My grandma died ten years ago, and in the three weeks before her death, I found out a family truth that shattered my belief in my grandpa. It is not mine to tell, so I will not share it here. But it is a painful, horrendous thing to lose two people you love in the same stroke. Though my grandpa would go on to live for eight more years, he died in my heart, and I was not able to resurrect him, even though I could (eventually) forgive him.
I bring this personal family story up, because it mirrors a similar reckoning process in Harper Lee’s new novel, Go Set a Watchman. A LOT of people have been distressed over the dark side Lee has revealed to her much-beloved character, Atticus Finch. But the story is realistic and necessary to understanding the complexity of growing up and developing our own interior moral codes.

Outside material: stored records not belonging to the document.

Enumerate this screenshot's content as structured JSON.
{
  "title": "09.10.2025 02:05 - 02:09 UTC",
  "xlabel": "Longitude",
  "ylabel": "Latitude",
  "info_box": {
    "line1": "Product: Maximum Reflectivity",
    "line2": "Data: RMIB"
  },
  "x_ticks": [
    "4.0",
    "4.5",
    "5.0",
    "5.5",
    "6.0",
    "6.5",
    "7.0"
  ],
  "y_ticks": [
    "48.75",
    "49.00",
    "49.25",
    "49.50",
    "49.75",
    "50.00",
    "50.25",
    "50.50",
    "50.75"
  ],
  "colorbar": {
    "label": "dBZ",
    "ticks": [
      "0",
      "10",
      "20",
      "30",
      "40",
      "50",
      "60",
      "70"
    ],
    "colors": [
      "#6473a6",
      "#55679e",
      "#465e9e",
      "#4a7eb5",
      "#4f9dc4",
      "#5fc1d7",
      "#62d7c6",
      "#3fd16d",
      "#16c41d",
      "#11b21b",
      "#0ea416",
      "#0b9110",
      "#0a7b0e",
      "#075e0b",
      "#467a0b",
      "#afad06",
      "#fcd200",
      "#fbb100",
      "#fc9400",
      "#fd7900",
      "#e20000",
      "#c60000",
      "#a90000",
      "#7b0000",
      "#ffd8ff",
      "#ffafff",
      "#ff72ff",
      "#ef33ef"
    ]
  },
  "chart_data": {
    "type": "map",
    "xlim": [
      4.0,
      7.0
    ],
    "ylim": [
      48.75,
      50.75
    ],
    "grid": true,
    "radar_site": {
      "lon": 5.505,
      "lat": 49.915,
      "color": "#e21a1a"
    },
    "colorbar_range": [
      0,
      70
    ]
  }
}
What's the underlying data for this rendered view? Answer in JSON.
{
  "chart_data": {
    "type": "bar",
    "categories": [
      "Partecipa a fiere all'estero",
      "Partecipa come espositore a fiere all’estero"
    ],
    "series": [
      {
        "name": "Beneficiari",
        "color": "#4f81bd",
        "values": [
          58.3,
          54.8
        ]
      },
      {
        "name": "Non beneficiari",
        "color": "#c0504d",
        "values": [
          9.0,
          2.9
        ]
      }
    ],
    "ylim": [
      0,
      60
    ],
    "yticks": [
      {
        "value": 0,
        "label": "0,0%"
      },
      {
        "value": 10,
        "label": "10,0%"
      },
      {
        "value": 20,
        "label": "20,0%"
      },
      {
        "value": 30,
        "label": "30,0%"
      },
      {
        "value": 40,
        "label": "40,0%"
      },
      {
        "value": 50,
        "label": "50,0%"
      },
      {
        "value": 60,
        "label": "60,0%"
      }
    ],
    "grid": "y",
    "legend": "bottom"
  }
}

I won’t spoil the story by giving anything away, but Lee’s portrayal of a young adult Jean Louise Finch and the incredible pain she experiences when she has to deal with her tin-god vision of Atticus and the real man who exists in her life is powerful and poignant. It is, I imagine, an incredibly similar process you may go through when you read this book, especially if you idolized Atticus Finch. But the frankness with which Lee approaches this narrative is important, for it brings up the complexities of racism in a different way than is depicted in To Kill a Mockingbird. I wrote on someone’s Facebook page, “This is not the novel we wanted, but I believe this is the novel we need.” While the writing lacks some of the fluidity of TKAM, it is still a worthy read, and one to which I will return in the years to come.